Yesterday, our little town made a statement. In a small, but well-run, peaceful protest, the organization Citizens for a Livable Cranbrook (CLC) delivered 3018 voter response forms to force the hand of the city council to slow down, rethink, or defer to the populace on the matter of the East Hill Boundary Expansion. Our town has an official population of 18,000 or so, and in order to force a referendum on a subject there must be a minimum of 10% of that population who submit the voter response form. When you consider that there may be another few hundred to a thousand others (myself included) who did submit a voter response form, that makes nearly 25% of our town who are in favour of a deliberate expansion process. If I remember correctly, the voter turnout for the last municipal election was around the 5000 mark. total. Which means this little show of democracy gathered more input than any one of the mayoral candidates did in the last election. It will be interesting to see what happens.
What does this have to do with design? Well, here are the questions: How do I use my time, talents, and business to affect change in my world? And how do I make a living at the same time?
You see, many people in our town, and in the greater world, don’t hold to the same ideals that I do, and that my family does, and that many artists appear to. This creates a moral conundrum: when a development company, or golf course, or investment property approaches you to do design work, you want to take the job because it could potentially be a great source of income. But if you are interested in sustainable development, reasonable growth, ensuring low-income housing in your area, or maintaining the character of your town (such as it is) then you sometimes you have to make choices about what your conscience can deal with as far as accepting work and payment.
I realize it is a generalization, but often development projects or companies have a rather different set of goals than sustainable development (unless you sustainable income development).
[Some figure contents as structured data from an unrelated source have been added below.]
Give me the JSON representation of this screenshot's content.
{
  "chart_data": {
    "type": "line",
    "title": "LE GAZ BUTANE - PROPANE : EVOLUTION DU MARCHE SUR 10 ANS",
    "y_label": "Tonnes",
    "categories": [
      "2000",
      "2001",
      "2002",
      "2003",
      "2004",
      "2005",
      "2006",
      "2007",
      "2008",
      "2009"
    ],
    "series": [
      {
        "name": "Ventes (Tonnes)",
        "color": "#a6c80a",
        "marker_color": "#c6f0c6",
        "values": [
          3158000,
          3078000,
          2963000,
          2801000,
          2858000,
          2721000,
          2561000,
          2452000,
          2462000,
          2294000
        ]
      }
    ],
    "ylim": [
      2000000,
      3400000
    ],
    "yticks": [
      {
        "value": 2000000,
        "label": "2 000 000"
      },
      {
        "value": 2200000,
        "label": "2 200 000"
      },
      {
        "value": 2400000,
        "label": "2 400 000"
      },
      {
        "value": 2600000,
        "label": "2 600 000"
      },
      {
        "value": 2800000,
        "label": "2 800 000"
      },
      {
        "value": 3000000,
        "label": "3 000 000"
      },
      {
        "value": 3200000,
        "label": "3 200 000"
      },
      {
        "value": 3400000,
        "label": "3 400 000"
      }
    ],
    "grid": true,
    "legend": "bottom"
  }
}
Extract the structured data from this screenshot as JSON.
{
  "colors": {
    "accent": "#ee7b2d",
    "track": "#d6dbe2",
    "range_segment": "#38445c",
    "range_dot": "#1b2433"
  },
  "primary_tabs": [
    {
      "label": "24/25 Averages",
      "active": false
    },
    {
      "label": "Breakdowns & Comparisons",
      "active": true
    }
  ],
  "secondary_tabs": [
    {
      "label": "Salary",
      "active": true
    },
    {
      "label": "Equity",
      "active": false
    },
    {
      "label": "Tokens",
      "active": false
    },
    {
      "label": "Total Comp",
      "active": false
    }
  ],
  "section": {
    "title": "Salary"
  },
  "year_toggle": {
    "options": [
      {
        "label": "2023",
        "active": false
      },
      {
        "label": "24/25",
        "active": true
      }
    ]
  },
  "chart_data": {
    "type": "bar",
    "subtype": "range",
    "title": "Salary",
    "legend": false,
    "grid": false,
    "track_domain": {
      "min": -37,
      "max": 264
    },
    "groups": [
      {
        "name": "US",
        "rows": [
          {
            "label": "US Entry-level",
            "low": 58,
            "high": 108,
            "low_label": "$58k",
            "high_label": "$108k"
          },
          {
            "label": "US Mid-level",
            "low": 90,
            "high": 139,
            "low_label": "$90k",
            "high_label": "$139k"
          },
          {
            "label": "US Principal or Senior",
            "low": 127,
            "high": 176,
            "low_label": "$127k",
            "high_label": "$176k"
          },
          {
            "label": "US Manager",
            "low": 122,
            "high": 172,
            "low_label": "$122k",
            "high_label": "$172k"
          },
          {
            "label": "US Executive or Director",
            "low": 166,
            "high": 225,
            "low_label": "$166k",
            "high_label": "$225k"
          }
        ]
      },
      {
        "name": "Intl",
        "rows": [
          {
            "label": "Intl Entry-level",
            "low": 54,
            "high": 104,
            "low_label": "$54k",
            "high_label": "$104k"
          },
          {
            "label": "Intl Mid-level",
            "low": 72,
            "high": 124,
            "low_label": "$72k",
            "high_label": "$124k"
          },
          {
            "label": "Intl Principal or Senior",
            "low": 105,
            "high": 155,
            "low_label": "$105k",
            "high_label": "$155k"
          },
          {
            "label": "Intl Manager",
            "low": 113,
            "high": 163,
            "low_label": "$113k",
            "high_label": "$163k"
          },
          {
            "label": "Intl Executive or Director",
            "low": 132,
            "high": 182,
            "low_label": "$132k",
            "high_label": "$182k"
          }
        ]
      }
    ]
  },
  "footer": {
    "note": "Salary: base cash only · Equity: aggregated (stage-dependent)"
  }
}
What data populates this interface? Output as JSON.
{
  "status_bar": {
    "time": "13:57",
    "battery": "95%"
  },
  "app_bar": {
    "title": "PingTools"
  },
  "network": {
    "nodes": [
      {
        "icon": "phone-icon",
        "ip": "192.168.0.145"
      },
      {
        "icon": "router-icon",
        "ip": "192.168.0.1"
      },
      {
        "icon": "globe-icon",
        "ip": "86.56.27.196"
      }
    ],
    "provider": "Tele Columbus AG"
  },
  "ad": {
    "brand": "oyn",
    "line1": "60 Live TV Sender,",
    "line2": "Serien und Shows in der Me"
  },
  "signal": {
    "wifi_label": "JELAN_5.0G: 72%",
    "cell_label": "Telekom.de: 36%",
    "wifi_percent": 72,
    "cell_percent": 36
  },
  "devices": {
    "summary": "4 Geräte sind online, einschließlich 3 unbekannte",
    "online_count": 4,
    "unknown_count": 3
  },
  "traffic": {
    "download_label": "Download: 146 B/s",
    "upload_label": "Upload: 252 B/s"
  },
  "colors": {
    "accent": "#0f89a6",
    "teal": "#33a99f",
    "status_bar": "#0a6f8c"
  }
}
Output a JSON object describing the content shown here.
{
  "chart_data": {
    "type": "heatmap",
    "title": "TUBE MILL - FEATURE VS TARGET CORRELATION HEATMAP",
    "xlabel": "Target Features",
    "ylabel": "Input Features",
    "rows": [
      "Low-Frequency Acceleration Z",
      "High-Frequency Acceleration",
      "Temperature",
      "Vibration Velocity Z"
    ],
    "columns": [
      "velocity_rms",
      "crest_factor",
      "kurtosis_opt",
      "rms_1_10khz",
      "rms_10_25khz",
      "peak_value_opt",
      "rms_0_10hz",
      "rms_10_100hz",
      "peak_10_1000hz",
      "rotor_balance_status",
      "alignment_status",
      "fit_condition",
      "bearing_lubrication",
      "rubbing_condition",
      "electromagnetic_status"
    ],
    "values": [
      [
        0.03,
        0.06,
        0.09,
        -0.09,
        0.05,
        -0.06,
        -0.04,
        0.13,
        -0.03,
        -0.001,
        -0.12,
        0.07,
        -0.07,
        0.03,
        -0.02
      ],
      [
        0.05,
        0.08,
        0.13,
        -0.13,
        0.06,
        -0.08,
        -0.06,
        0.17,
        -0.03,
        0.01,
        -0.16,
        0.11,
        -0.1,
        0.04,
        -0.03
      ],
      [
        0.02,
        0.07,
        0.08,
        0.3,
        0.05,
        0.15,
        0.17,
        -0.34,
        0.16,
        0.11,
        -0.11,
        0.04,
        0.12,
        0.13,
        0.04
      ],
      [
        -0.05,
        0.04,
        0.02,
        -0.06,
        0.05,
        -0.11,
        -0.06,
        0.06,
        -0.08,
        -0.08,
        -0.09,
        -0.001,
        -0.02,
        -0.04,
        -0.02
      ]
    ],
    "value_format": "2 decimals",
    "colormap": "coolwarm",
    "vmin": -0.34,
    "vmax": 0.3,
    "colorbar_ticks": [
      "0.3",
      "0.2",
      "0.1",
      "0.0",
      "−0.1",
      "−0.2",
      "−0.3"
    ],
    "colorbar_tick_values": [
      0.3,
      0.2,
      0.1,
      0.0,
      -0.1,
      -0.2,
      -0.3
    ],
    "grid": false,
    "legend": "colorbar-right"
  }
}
The bottom line is that the reason these developments exist is for investors to reap financial rewards from a property that was divided, developed, and resold. There are examples of companies that want to proceed in a way that creates minimal environmental impact, preserves community values, and ensures quality ownership, but those companies are definitely in the minority.
So as a design firm, we have done work for several developments in the area, and have also submitted a few ‘voter response forms’ committing ourselves to being part of a democratic process that involves slowing down the kind of work that could provide us with a good income. I have yet to find a justifiable compromise for doing both. It’s not that I’m opposed to development, not at all. I guess I just want the developments that happen to be well thought, purposeful, and necessary.
Currently, in our community, we have two large developments in progress: Wildstone & Shadow Mountain Properties. Both of these developments involved the expansion of our city boundaries. In some cases that has committed the city to run services almost 10kms to an area of development. These two developments alone increase the surface area of Cranbrook by more than 30% and add 3550 potential residences to the 6000 or so already existing. In addition to that we have done work for other smaller developments in Grey Creek, Koocanusa area, and Cranbrook, all of whom have goals to be profitable, and why not? My question is this: How will that affect us as citizens? How will that affect our business? I am torn.
So when the East Hill boundary expansion came up, I decided to let my voice stand in the methodical camp. I am yet unsure how it will affect my relationships with some of the developments we’ve worked for. My hope is that our relationship has been built on mutual trust, and that we have mutual lessons to learn, and I hope we all keep working together to make our little community a better place to live.
As an artist I have to trust my intuition on a daily basis, and that is the best way I can think of for guiding these decisions. I don’t think I am in a place I can judge the morality of one development, or one way of growth above another. All I have to say is this: Whatever we do, let’s be thoughtful and purposeful about it.